Every trip would involve a transfer or two and nothing is more off-putting than multiple fares and fumbling for change.
And it would not seem rocket science these days to record every trip electronically and reconcile the fares and subsidies owed to the various companies at the end of the day. So I have wondered over the years why the Arta was making such heavy weather of it.
For a long time its parent body, the Regional Council, blamed the privatisation of bus services, but that didn't make sense. Why would independent operators resist a ticket that would make all their services more attractive and save them the costs of collecting fares and giving change?
In any event, the previous government legislated a little more power for the council and last year the Arta invited ticketing tenders. This year it settled on a bid from a French electronic company, Thales, preferring it to two others, one of them from an Infratil subsidiary, Snapper Services.

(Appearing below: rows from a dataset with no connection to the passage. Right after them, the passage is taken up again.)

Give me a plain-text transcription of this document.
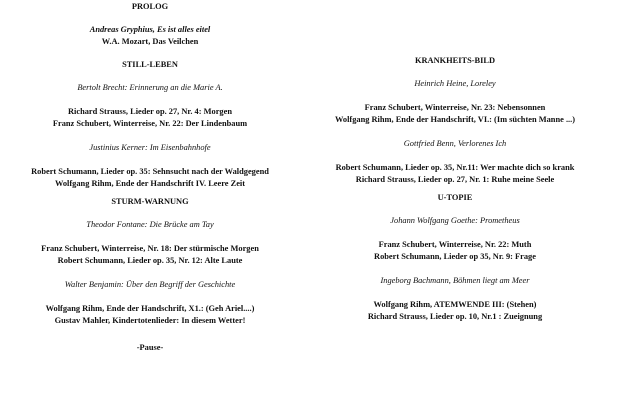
PROLOG
Andreas Gryphius, Es ist alles eitel
W.A. Mozart, Das Veilchen
STILL-LEBEN
Bertolt Brecht: Erinnerung an die Marie A.
Richard Strauss, Lieder op. 27, Nr. 4: Morgen
Franz Schubert, Winterreise, Nr. 22: Der Lindenbaum
Justinius Kerner: Im Eisenbahnhofe
Robert Schumann, Lieder op. 35: Sehnsucht nach der Waldgegend
Wolfgang Rihm, Ende der Handschrift IV. Leere Zeit
STURM-WARNUNG
Theodor Fontane: Die Brücke am Tay
Franz Schubert, Winterreise, Nr. 18: Der stürmische Morgen
Robert Schumann, Lieder op. 35, Nr. 12: Alte Laute
Walter Benjamin: Über den Begriff der Geschichte
Wolfgang Rihm, Ende der Handschrift, X1.: (Geh Ariel....)
Gustav Mahler, Kindertotenlieder: In diesem Wetter!
-Pause-
KRANKHEITS-BILD
Heinrich Heine, Loreley
Franz Schubert, Winterreise, Nr. 23: Nebensonnen
Wolfgang Rihm, Ende der Handschrift, VI.: (Im süchten Manne ...)
Gottfried Benn, Verlorenes Ich
Robert Schumann, Lieder op. 35, Nr.11: Wer machte dich so krank
Richard Strauss, Lieder op. 27, Nr. 1: Ruhe meine Seele
U-TOPIE
Johann Wolfgang Goethe: Prometheus
Franz Schubert, Winterreise, Nr. 22: Muth
Robert Schumann, Lieder op 35, Nr. 9: Frage
Ingeborg Bachmann, Böhmen liegt am Meer
Wolfgang Rihm, ATEMWENDE III: (Stehen)
Richard Strauss, Lieder op. 10, Nr.1 : Zueignung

Infratil also owns the company that runs most of the Auckland buses and has been shutting out the drivers during their wage dispute. On the integrated ticket it has been reported as a sore loser, lobbying for an over-rule in Wellington where final decisions on Auckland projects are always made because national taxpayers bear the bulk of the costs.
This week the Government's Transport Agency announced its decision. It would fund the Arta's ticketing scheme but only if it was capable of being extended nationwide, which Snapper's could be. The Arta would have to talk to Thales again.
National public transport officials share their Auckland counterparts' dislike of the Snapper proposal. This I'd read before the Snapper man came to see me but I didn't know why.
Nor, he claimed, did he know. But as he outlined the mechanics of his fare-paying system I had an "ah ha" moment, to borrow a mediator's phrase.
He said his was the only bid offering more than a public transport ticket. Snapper's card could be loaded to a value of $300 and used for small transactions of any kind in any place that had a card-reader.
It could be used on buses, at train station barriers, coffee kiosks, in taxis, at parking buildings ... Ah ha.
Public transport planners do not want their ticket transferable to taxis and, heaven forbid, carparks. Their mission in life is to discourage private travel by any means they can and promote their fixed-route services.
Those suspicions were reinforced this week at the press conference to announce the terms on which the Auckland ticket can proceed. When the Transport Agency's chief executive, Geoff Dangerfield, was open to the possibility that a transfer card could be used for other transactions, his officials were quick to step in.
"I think it's really important that we keep to our business," said one. "Our business is operating public transport and transit applications [by which he meant park-and-rides and cycle lockers].
"We want to think about our business first and the spin-off retail opportunities second. Fares are what it is all about. We've taken a particular interest in how a system will perform in the public transport real environment, not necessarily spin-off applications."
Blah. Public transport is their business, public service is too wide a brief. For them a transfer ticket is a marketing device, giving their network a distinct image in shops, which would be fine if taxes didn't have to pay for it.
The Snapper man said something else that accorded with my limited comprehension of computer programming. The more open a card's applications can be the less expensive the system becomes. The cost lies, he explained, in setting up the exclusions.
It sounds expensive enough to programme a card for the buses, trains and ferries of Auckland; to make it applicable also to the routes, fare stages, discounts and subsidies of all municipalities nationwide sounds impossibly fraught unless the card has some of the convenience of cash.
I haven't any shares in Infratil but I'm beginning to wish I did.